Purpose of review
The term neuroacanthocytosis describes a group of phenotypically and genetically heterogeneous disorders, and thus has long been a source of confusion and diagnostic imprecision. It is vital to distinguish between the lipoprotein deficiency disorders which affect gait, but do not cause movement disorders or neuropsychiatric problems, and the diseases described here, of which these are characteristic features. This review summarizes the current state of knowledge regarding this group of diseases in order to facilitate clinical recognition, accurate diagnosis and appropriate management.
Advances in molecular medicine have enabled us to distinguish precisely among the disorders described under the label of neuroacanthocytosis, most notably between autosomal recessive chorea-acanthocytosis and the X-linked McLeod syndrome. This has facilitated appreciation of the range of phenotypes in each of the various conditions. Acanthocytosis is also found in a smaller percentage of cases with pantothenate kinase-associated neurodegeneration (PKAN) and Huntington's disease-like 2 (HDL2). An improved method of determination of acanthocytosis has been described, which if adopted as standard practice may facilitate detection of these conditions.

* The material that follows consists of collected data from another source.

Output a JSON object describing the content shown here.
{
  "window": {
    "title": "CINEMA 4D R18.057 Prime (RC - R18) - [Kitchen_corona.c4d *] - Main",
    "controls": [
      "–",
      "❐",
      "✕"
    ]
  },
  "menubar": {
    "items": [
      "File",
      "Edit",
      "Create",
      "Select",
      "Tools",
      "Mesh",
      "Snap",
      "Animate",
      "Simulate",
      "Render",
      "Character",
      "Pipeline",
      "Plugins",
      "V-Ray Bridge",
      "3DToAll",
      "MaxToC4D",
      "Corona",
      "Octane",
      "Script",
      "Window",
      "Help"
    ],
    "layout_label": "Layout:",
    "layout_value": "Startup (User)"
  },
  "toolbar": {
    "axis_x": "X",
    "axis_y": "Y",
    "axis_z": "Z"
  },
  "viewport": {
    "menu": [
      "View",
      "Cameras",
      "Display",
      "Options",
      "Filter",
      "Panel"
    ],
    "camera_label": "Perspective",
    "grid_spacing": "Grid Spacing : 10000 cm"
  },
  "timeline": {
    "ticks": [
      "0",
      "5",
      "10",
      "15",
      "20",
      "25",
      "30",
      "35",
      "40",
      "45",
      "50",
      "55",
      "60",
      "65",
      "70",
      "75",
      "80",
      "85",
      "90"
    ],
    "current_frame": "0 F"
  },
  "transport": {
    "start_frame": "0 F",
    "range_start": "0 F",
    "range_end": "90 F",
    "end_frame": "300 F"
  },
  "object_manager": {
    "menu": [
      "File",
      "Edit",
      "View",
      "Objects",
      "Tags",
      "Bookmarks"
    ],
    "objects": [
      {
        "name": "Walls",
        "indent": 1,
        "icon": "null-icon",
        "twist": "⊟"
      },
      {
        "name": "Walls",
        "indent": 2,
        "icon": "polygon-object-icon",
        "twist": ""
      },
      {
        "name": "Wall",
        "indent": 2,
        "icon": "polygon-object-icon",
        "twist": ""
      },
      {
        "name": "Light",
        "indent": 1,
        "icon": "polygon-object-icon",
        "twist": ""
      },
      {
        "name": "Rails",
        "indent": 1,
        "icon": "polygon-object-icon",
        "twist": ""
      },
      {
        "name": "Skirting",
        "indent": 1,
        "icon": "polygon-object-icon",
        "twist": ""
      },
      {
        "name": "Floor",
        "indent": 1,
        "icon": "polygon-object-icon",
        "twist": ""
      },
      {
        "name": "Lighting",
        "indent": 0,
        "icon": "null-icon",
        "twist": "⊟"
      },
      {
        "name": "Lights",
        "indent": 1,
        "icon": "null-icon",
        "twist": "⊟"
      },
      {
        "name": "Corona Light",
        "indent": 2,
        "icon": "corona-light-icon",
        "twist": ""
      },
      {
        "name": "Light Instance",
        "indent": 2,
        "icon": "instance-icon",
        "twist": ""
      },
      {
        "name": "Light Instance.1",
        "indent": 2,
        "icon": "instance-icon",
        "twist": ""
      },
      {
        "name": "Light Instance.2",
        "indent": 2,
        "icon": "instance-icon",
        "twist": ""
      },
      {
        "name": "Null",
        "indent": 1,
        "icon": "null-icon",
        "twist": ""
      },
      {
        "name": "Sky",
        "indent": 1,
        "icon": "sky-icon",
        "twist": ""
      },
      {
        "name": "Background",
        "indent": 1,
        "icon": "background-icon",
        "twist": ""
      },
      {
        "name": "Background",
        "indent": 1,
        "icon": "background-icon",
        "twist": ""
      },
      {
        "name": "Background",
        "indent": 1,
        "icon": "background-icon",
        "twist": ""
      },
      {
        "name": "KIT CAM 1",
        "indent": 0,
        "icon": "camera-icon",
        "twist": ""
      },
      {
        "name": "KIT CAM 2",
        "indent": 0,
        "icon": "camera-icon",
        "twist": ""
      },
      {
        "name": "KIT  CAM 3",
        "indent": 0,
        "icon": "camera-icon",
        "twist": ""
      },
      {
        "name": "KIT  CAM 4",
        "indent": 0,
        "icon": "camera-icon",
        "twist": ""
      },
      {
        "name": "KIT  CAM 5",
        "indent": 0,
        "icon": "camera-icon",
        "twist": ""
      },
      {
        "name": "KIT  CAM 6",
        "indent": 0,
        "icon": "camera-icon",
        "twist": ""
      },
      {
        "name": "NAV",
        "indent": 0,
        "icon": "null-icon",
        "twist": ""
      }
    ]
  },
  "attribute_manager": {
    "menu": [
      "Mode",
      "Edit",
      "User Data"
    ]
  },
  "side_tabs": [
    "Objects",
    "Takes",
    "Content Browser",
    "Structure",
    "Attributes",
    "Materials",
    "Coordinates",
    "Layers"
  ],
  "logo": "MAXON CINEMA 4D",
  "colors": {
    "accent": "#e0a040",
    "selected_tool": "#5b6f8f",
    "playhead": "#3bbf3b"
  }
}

Genetic testing has led to increased diagnostic accuracy of the neuroacanthocytosis syndromes, which is essential to extend recognition of these disorders, as well as to improve understanding of the disease process. Most importantly, given the absence of a cure, it is vital for appropriate genetic counselling. Treatments, as in other neurodegenerative conditions, are at present limited to symptomatic therapies.